Dalam Investor Roundtable 2026 di Bali, Jumat (29/5), Widiyanti menyampaikan Indonesia mencatat 15,39 juta kunjungan wisatawan mancanegara, dengan hampir 7 juta kunjungan berada di Bali.
“Angka ini menunjukkan meningkatnya kepercayaan dunia internasional terhadap Indonesia sebagai destinasi pariwisata sekaligus tujuan investasi, dan Bali tetap menjadi jantung pertumbuhan pariwisata nasional,” kata Menteri Pariwisata.
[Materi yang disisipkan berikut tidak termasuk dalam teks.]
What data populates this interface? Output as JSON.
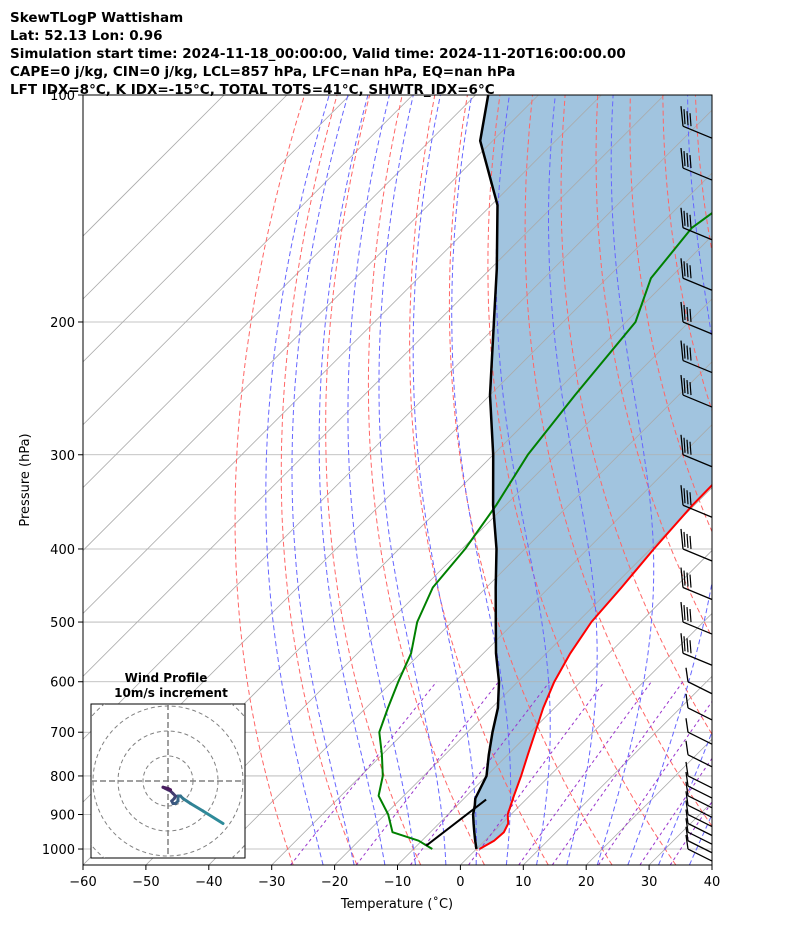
{
  "header": {
    "title": "SkewTLogP Wattisham",
    "location": "Lat: 52.13   Lon: 0.96",
    "times": "Simulation start time: 2024-11-18_00:00:00, Valid time: 2024-11-20T16:00:00.00",
    "parameters": "CAPE=0 j/kg, CIN=0 j/kg, LCL=857 hPa, LFC=nan hPa, EQ=nan hPa",
    "indices": "LFT IDX=8°C, K IDX=-15°C, TOTAL TOTS=41°C, SHWTR_IDX=6°C"
  },
  "chart_data": [
    {
      "type": "line",
      "subtype": "skew-T log-P diagram",
      "xlabel": "Temperature (˚C)",
      "ylabel": "Pressure (hPa)",
      "xlim": [
        -60,
        40
      ],
      "ylim": [
        1050,
        100
      ],
      "y_scale": "log",
      "x_ticks": [
        -60,
        -50,
        -40,
        -30,
        -20,
        -10,
        0,
        10,
        20,
        30,
        40
      ],
      "x_tick_labels": [
        "−60",
        "−50",
        "−40",
        "−30",
        "−20",
        "−10",
        "0",
        "10",
        "20",
        "30",
        "40"
      ],
      "y_ticks": [
        1000,
        900,
        800,
        700,
        600,
        500,
        400,
        300,
        200,
        100
      ],
      "y_tick_labels": [
        "1000",
        "900",
        "800",
        "700",
        "600",
        "500",
        "400",
        "300",
        "200",
        "100"
      ],
      "grid": true,
      "skew": "45 degrees",
      "colors": {
        "temperature": "#ff0000",
        "dewpoint": "#008000",
        "parcel": "#000000",
        "cape_fill": "#a1c4df",
        "dry_adiabats": "#ff6666",
        "moist_adiabats": "#6666ff",
        "mixing_ratio": "#9933cc",
        "isotherms": "#aaaaaa"
      },
      "series": [
        {
          "name": "",
          "role": "temperature",
          "points": [
            [
              0.5,
              1000
            ],
            [
              1.5,
              975
            ],
            [
              1.7,
              950
            ],
            [
              1.0,
              925
            ],
            [
              -0.5,
              900
            ],
            [
              -2.5,
              850
            ],
            [
              -4.5,
              800
            ],
            [
              -6.8,
              750
            ],
            [
              -9.2,
              700
            ],
            [
              -11.8,
              650
            ],
            [
              -14.2,
              600
            ],
            [
              -16.2,
              550
            ],
            [
              -17.8,
              500
            ],
            [
              -18.5,
              450
            ],
            [
              -19.5,
              400
            ],
            [
              -20.3,
              350
            ],
            [
              -20.5,
              300
            ],
            [
              -20.2,
              250
            ],
            [
              -19.0,
              200
            ],
            [
              -18.0,
              175
            ],
            [
              -17.5,
              150
            ],
            [
              -14.5,
              125
            ],
            [
              -10.0,
              100
            ]
          ]
        },
        {
          "name": "",
          "role": "dewpoint",
          "points": [
            [
              -7.0,
              1000
            ],
            [
              -10.5,
              975
            ],
            [
              -16.0,
              950
            ],
            [
              -19.5,
              900
            ],
            [
              -24.0,
              850
            ],
            [
              -26.5,
              800
            ],
            [
              -30.0,
              750
            ],
            [
              -34.0,
              700
            ],
            [
              -36.5,
              650
            ],
            [
              -39.0,
              600
            ],
            [
              -41.5,
              550
            ],
            [
              -45.5,
              500
            ],
            [
              -48.5,
              450
            ],
            [
              -49.5,
              400
            ],
            [
              -51.5,
              350
            ],
            [
              -54.5,
              300
            ],
            [
              -56.5,
              250
            ],
            [
              -58.5,
              200
            ],
            [
              -63.0,
              175
            ],
            [
              -64.5,
              150
            ],
            [
              -61.0,
              125
            ],
            [
              -55.0,
              100
            ]
          ]
        },
        {
          "name": "",
          "role": "parcel",
          "points": [
            [
              0.0,
              1000
            ],
            [
              -1.5,
              975
            ],
            [
              -3.0,
              950
            ],
            [
              -4.5,
              925
            ],
            [
              -6.0,
              900
            ],
            [
              -7.2,
              875
            ],
            [
              -8.2,
              857
            ],
            [
              -10.0,
              800
            ],
            [
              -13.0,
              750
            ],
            [
              -16.0,
              700
            ],
            [
              -19.0,
              650
            ],
            [
              -23.0,
              600
            ],
            [
              -28.0,
              550
            ],
            [
              -33.0,
              500
            ],
            [
              -38.5,
              450
            ],
            [
              -44.5,
              400
            ],
            [
              -52.0,
              350
            ],
            [
              -60.0,
              300
            ],
            [
              -70.0,
              250
            ],
            [
              -81.0,
              200
            ],
            [
              -89.0,
              170
            ],
            [
              -99.0,
              140
            ],
            [
              -112.0,
              115
            ],
            [
              -118.0,
              100
            ]
          ]
        },
        {
          "name": "",
          "role": "lower-parcel",
          "points": [
            [
              -8.5,
              990
            ],
            [
              -6.3,
              860
            ]
          ]
        }
      ],
      "shaded_area": "between parcel and temperature profiles",
      "wind_barbs": {
        "position": "right edge",
        "pressures": [
          1000,
          975,
          950,
          925,
          900,
          875,
          850,
          825,
          800,
          750,
          700,
          650,
          600,
          550,
          500,
          450,
          400,
          350,
          300,
          250,
          225,
          200,
          175,
          150,
          125,
          110
        ]
      }
    },
    {
      "type": "line",
      "subtype": "hodograph",
      "title": "Wind Profile",
      "subtitle": "10m/s increment",
      "rings": 4,
      "colors": {
        "rings": "#808080",
        "crosshair": "#808080",
        "trace_low": "#2e8b9a",
        "trace_high": "#4b1a5e"
      },
      "trace": [
        [
          22,
          -17
        ],
        [
          14,
          -12
        ],
        [
          9,
          -9
        ],
        [
          6,
          -7
        ],
        [
          5,
          -6
        ],
        [
          4,
          -6
        ],
        [
          4,
          -8
        ],
        [
          3,
          -9
        ],
        [
          2,
          -9
        ],
        [
          1.5,
          -8
        ],
        [
          2.5,
          -7
        ],
        [
          3,
          -6
        ],
        [
          2,
          -5
        ],
        [
          1,
          -4
        ],
        [
          0,
          -3.5
        ],
        [
          -1,
          -3
        ],
        [
          -2,
          -2.5
        ],
        [
          0,
          -3
        ],
        [
          1,
          -3.5
        ]
      ]
    }
  ]
}
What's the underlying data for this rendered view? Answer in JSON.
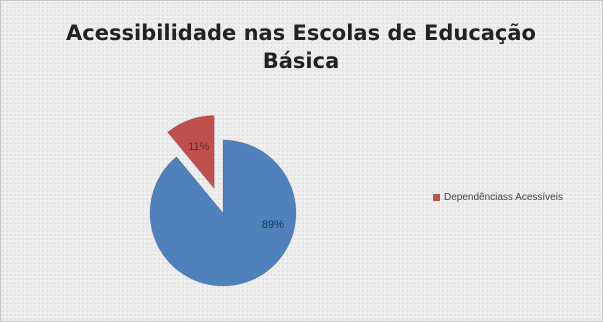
{
  "chart_data": {
    "type": "pie",
    "title_lines": [
      "Acessibilidade nas Escolas de Educação",
      "Básica"
    ],
    "slices": [
      {
        "value": 89,
        "label": "89%",
        "color": "#4f81bd",
        "exploded": false
      },
      {
        "value": 11,
        "label": "11%",
        "color": "#c0504d",
        "exploded": true
      }
    ],
    "legend": [
      {
        "name": "Dependênciass Acessíveis",
        "color": "#c0504d"
      }
    ],
    "legend_position": "right"
  }
}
Meski demikian, tingginya konsentrasi kunjungan wisatawan dan investasi di sejumlah kawasan Bali dinilai menunjukkan perlunya strategi pemerataan pengembangan sektor pariwisata.
Pemerintah menilai banyak destinasi unggulan di luar Bali memiliki potensi besar untuk dikembangkan sebagai tujuan wisata dan investasi baru.
Karena itu, Kementerian Pariwisata memprioritaskan pengembangan 10 Destinasi Pariwisata Prioritas dan Destinasi Pariwisata Regeneratif lainnya guna memperluas distribusi manfaat ekonomi pariwisata.
Selain meningkatkan kesejahteraan masyarakat, langkah tersebut juga diharapkan menciptakan pusat-pusat pertumbuhan baru di berbagai daerah.
Menteri Pariwisata turut mengajak investor untuk memanfaatkan peluang yang tersedia di destinasi unggulan Indonesia di luar Bali seiring kebutuhan pembangunan industri pariwisata yang lebih seimbang dan berkelanjutan.